The SEC has filed a motion seeking to quash Ripple’s request to have Hinman testify at a deposition on June 30. 
Ripple says Hinman likely has information about the SEC’s policies regarding digital assets, its views on Bitcoin and Ether, and communications with Ripple and third parties about the regulatory status of XRP. The information could prove critical for Ripple as it seeks to bolster its fair notice defense. 
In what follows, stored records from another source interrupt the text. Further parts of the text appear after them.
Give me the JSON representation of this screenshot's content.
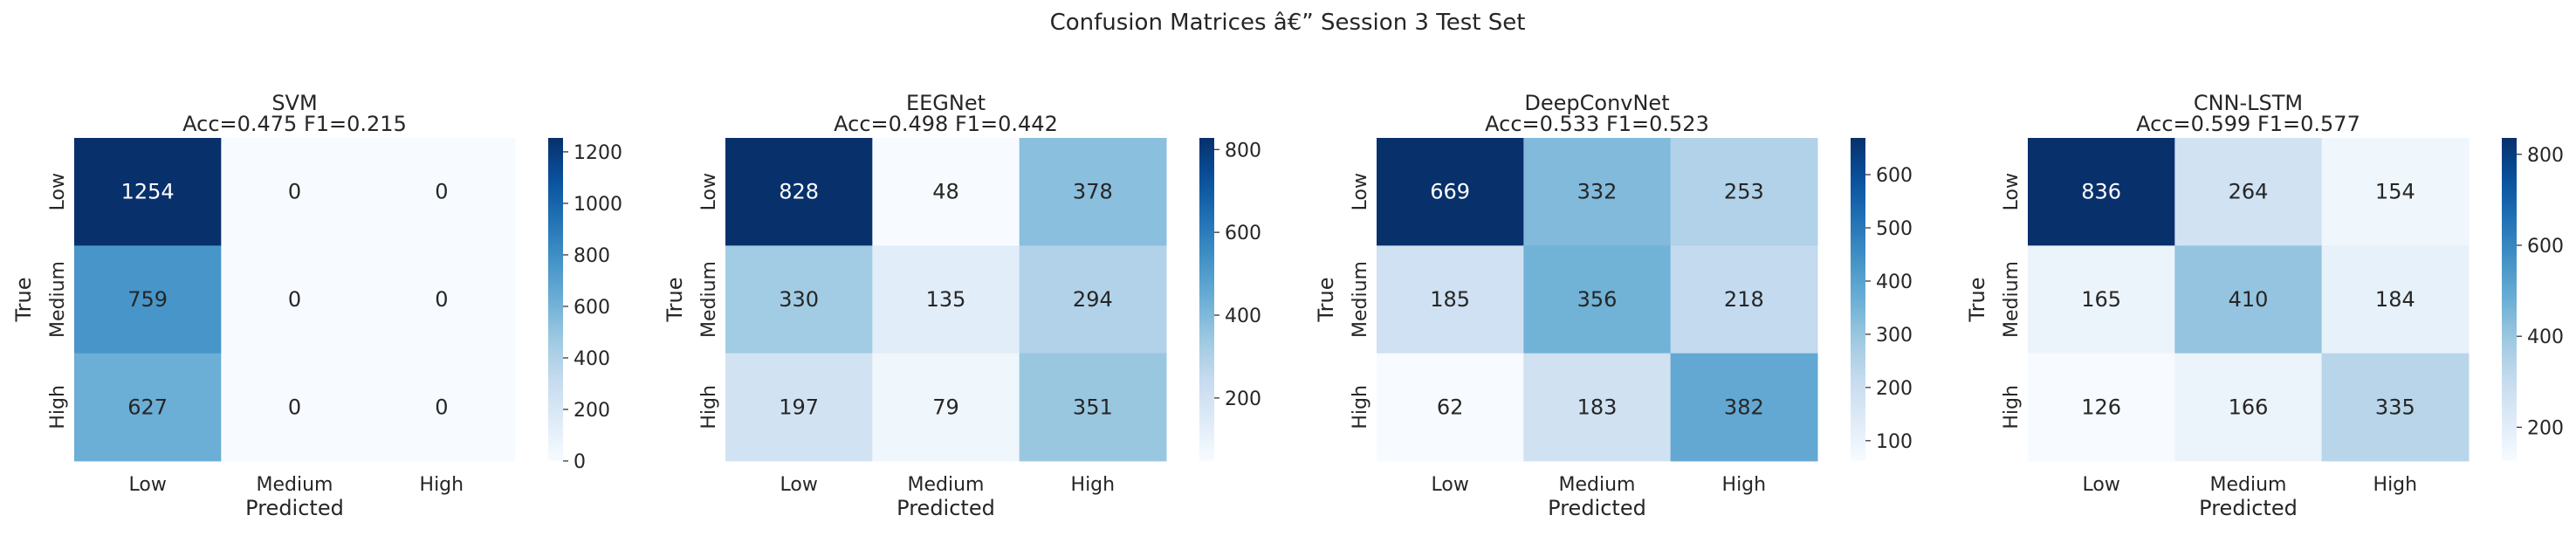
{
  "suptitle": "Confusion Matrices â€” Session 3 Test Set",
  "chart_data": [
    {
      "type": "heatmap",
      "title": "SVM",
      "subtitle": "Acc=0.475 F1=0.215",
      "xlabel": "Predicted",
      "ylabel": "True",
      "x_categories": [
        "Low",
        "Medium",
        "High"
      ],
      "y_categories": [
        "Low",
        "Medium",
        "High"
      ],
      "values": [
        [
          1254,
          0,
          0
        ],
        [
          759,
          0,
          0
        ],
        [
          627,
          0,
          0
        ]
      ],
      "colorbar": {
        "min": 0,
        "max": 1254,
        "ticks": [
          0,
          200,
          400,
          600,
          800,
          1000,
          1200
        ]
      },
      "colormap": "Blues"
    },
    {
      "type": "heatmap",
      "title": "EEGNet",
      "subtitle": "Acc=0.498 F1=0.442",
      "xlabel": "Predicted",
      "ylabel": "True",
      "x_categories": [
        "Low",
        "Medium",
        "High"
      ],
      "y_categories": [
        "Low",
        "Medium",
        "High"
      ],
      "values": [
        [
          828,
          48,
          378
        ],
        [
          330,
          135,
          294
        ],
        [
          197,
          79,
          351
        ]
      ],
      "colorbar": {
        "min": 48,
        "max": 828,
        "ticks": [
          200,
          400,
          600,
          800
        ]
      },
      "colormap": "Blues"
    },
    {
      "type": "heatmap",
      "title": "DeepConvNet",
      "subtitle": "Acc=0.533 F1=0.523",
      "xlabel": "Predicted",
      "ylabel": "True",
      "x_categories": [
        "Low",
        "Medium",
        "High"
      ],
      "y_categories": [
        "Low",
        "Medium",
        "High"
      ],
      "values": [
        [
          669,
          332,
          253
        ],
        [
          185,
          356,
          218
        ],
        [
          62,
          183,
          382
        ]
      ],
      "colorbar": {
        "min": 62,
        "max": 669,
        "ticks": [
          100,
          200,
          300,
          400,
          500,
          600
        ]
      },
      "colormap": "Blues"
    },
    {
      "type": "heatmap",
      "title": "CNN-LSTM",
      "subtitle": "Acc=0.599 F1=0.577",
      "xlabel": "Predicted",
      "ylabel": "True",
      "x_categories": [
        "Low",
        "Medium",
        "High"
      ],
      "y_categories": [
        "Low",
        "Medium",
        "High"
      ],
      "values": [
        [
          836,
          264,
          154
        ],
        [
          165,
          410,
          184
        ],
        [
          126,
          166,
          335
        ]
      ],
      "colorbar": {
        "min": 126,
        "max": 836,
        "ticks": [
          200,
          400,
          600,
          800
        ]
      },
      "colormap": "Blues"
    }
  ]
}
“Other than the five Commissioners themselves, no SEC officers have more significant responsibilities or a higher rank than the directors of the SEC’s six divisions,” wrote SEC counsel Ladan Stewart in a letter to U.S. Magistrate Judge Sarah Netburn, who is overseeing discovery for the lawsuit.
In her letter, Stewart called for the subpoena to be voided, arguing that Hinman had no first-hand knowledge of the facts underlying the litigation and Ripple could not meet the burden of showing “exceptional circumstances” that justified deposing a former high-ranking government official like Hinman.
“In the alternative, the Court should quash the Subpoena without prejudice until after Judge Torres’s ruling on the SEC’s motion to strike Ripple’s fair notice defense,” Stewart wrote. “If the Court grants the SEC’s motion, Ripple’s principal basis for seeking to depose Director Hinman would no longer exist. If the Court does not, its interpretation of the defense may nevertheless determine whether Director Hinman has any first-hand knowledge of facts sufficient to meet the ‘exceptional circumstances’ test.”
“Subjecting former officials’ decision-making processes to judicial scrutiny and the possibility of continued participation in lawsuits years after leaving public office would serve as a significant deterrent to qualified candidates for public service,” Stewart said.